A recent study that brought together researchers and analysts from UK bank Standard Chartered and academic group the Universities Space Research Association has examined how quantum computing might be used to improve investment efficiency and results. The outcome was the belief that harnessing processing power that can solve problems up to 100 million times faster than conventional computers could give early adopters an edge when investing in financial markets.
Regular computers work on a binary ‘bit’ system, with information held on and computed through vast series of ‘1’ and ‘0’ bits. Quantum computers work on the basis of sub-atomic particles that exist ‘between states’, meaning that quantum bit, or ‘qubits’ as they are known, simultaneously exist as both ‘1’ and ‘0’ bits. This means their processing power is exponentially increased.
Maintaining large enough collections of qubits in their quantum state for long enough to enable a quantum computer to process data is a huge technological and physics challenge. While progress is being made, quantum computers can be considered to still be in their very early stages of development despite the very earliest experiments in quantum computing dating back to the 1980s. They are also hugely expensive at around $15 million a computer before the highly specialist maintenance required.
However, in recent years, significant progress has been made in developing working quantum computers. Scientists are succeeding in maintaining larger numbers of qubits for longer periods of time. Quantum computers have already been commercially applied to big data processing and analysis in relation to Deep Learning AI. Deep Learning can be applied to any big data-based analysis and major applications include medical research and the development of pharmaceuticals as well as in chemical engineering, space exploration and physics to name but a few. Basically, any application that involves spotting potential patterns and outcomes across huge volumes of data.
That makes financial markets an obvious application. Standard Chartered’s chief executive of financial markets, Alexei Kondratyev, believes that as quantum computing technology develops further it will disrupt many different markets including investment markets.

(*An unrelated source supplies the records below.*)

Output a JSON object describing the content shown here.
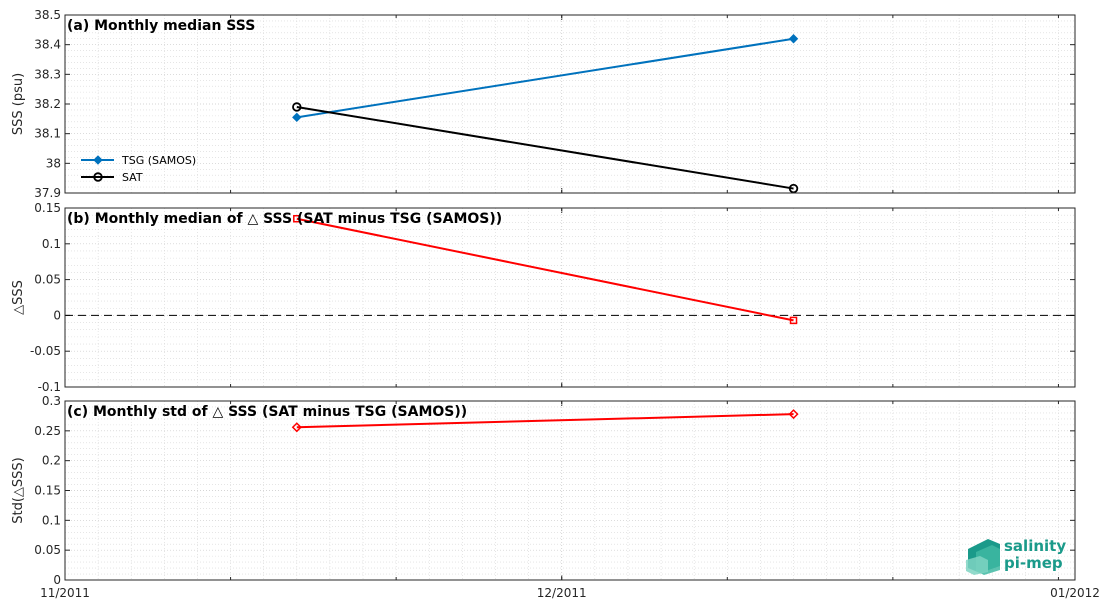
{
  "chart_data": [
    {
      "type": "line",
      "title": "(a) Monthly median SSS",
      "ylabel": "SSS (psu)",
      "xlim": [
        "2011-11-01",
        "2012-01-01"
      ],
      "ylim": [
        37.9,
        38.5
      ],
      "yticks": [
        37.9,
        38,
        38.1,
        38.2,
        38.3,
        38.4,
        38.5
      ],
      "ytick_labels": [
        "37.9",
        "38",
        "38.1",
        "38.2",
        "38.3",
        "38.4",
        "38.5"
      ],
      "grid": true,
      "legend": "bottom-left",
      "series": [
        {
          "name": "TSG (SAMOS)",
          "color": "#0072bd",
          "marker": "diamond-filled",
          "x": [
            "2011-11-15",
            "2011-12-15"
          ],
          "values": [
            38.155,
            38.42
          ]
        },
        {
          "name": "SAT",
          "color": "#000000",
          "marker": "circle-open",
          "x": [
            "2011-11-15",
            "2011-12-15"
          ],
          "values": [
            38.19,
            37.915
          ]
        }
      ]
    },
    {
      "type": "line",
      "title": "(b) Monthly median of △ SSS (SAT minus TSG (SAMOS))",
      "ylabel": "△SSS",
      "xlim": [
        "2011-11-01",
        "2012-01-01"
      ],
      "ylim": [
        -0.1,
        0.15
      ],
      "yticks": [
        -0.1,
        -0.05,
        0,
        0.05,
        0.1,
        0.15
      ],
      "ytick_labels": [
        "-0.1",
        "-0.05",
        "0",
        "0.05",
        "0.1",
        "0.15"
      ],
      "grid": true,
      "reference_line": 0,
      "series": [
        {
          "color": "#ff0000",
          "marker": "square-open",
          "x": [
            "2011-11-15",
            "2011-12-15"
          ],
          "values": [
            0.135,
            -0.007
          ]
        }
      ]
    },
    {
      "type": "line",
      "title": "(c) Monthly std of △ SSS (SAT minus TSG (SAMOS))",
      "ylabel": "Std(△SSS)",
      "xlim": [
        "2011-11-01",
        "2012-01-01"
      ],
      "ylim": [
        0,
        0.3
      ],
      "yticks": [
        0,
        0.05,
        0.1,
        0.15,
        0.2,
        0.25,
        0.3
      ],
      "ytick_labels": [
        "0",
        "0.05",
        "0.1",
        "0.15",
        "0.2",
        "0.25",
        "0.3"
      ],
      "grid": true,
      "series": [
        {
          "color": "#ff0000",
          "marker": "diamond-open",
          "x": [
            "2011-11-15",
            "2011-12-15"
          ],
          "values": [
            0.256,
            0.278
          ]
        }
      ]
    }
  ],
  "xaxis": {
    "ticks": [
      "2011-11-01",
      "2011-12-01",
      "2012-01-01"
    ],
    "tick_labels": [
      "11/2011",
      "12/2011",
      "01/2012"
    ]
  },
  "logo": {
    "line1": "salinity",
    "line2": "pi-mep",
    "color": "#1a9a8a"
  }
}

Among the potential applications of quantum computers in investing is optimising portfolios by not only better balancing risk and reward potential but by being able to do so through a perfect combination of assets from the world’s financial markets.
A quantum computer would be able to analyse the hundreds of thousands, if not millions, of financial instruments available to an investor. This would include their entire history of fundamental data and reaction to different external triggers based on their current qualities. A perfect balance of these assets based on current conditions and adapted as they develop would be the expected result. The number of possible combinations of assets available to those investing online is truly mindboggling and in the giddy trillions. But future generations of quantum computers would be expected to be able to process the oceans of data quickly, producing an optimal portfolio.
The cost of quantum computers, and their relative instability at present, means that a quantum computing revolution in financial markets is still some way off. There are, however, already quantum specialists in the market, such as AQR Capital Management who are applying quantum computing to their investment decisions. It is thought that access to quantum computing power will at some point be available over the cloud far more cost effectively.
However, before those investing online in ISAs and SIPPs start to get too concerned their already uneven battle with institutional investors is about to get worse, it is unlikely that hedge funds and asset managers will all have developed quantum computing-based investment strategies any time soon. Also, there is the obvious problem of how anyone will win in financial markets if all the big investors are making perfectly optimal investment decisions. That would fundamentally go against how financial markets work, with winners and losers. Maybe a quantum computer can figure out what financial markets would look like if all big investors had perfect portfolios.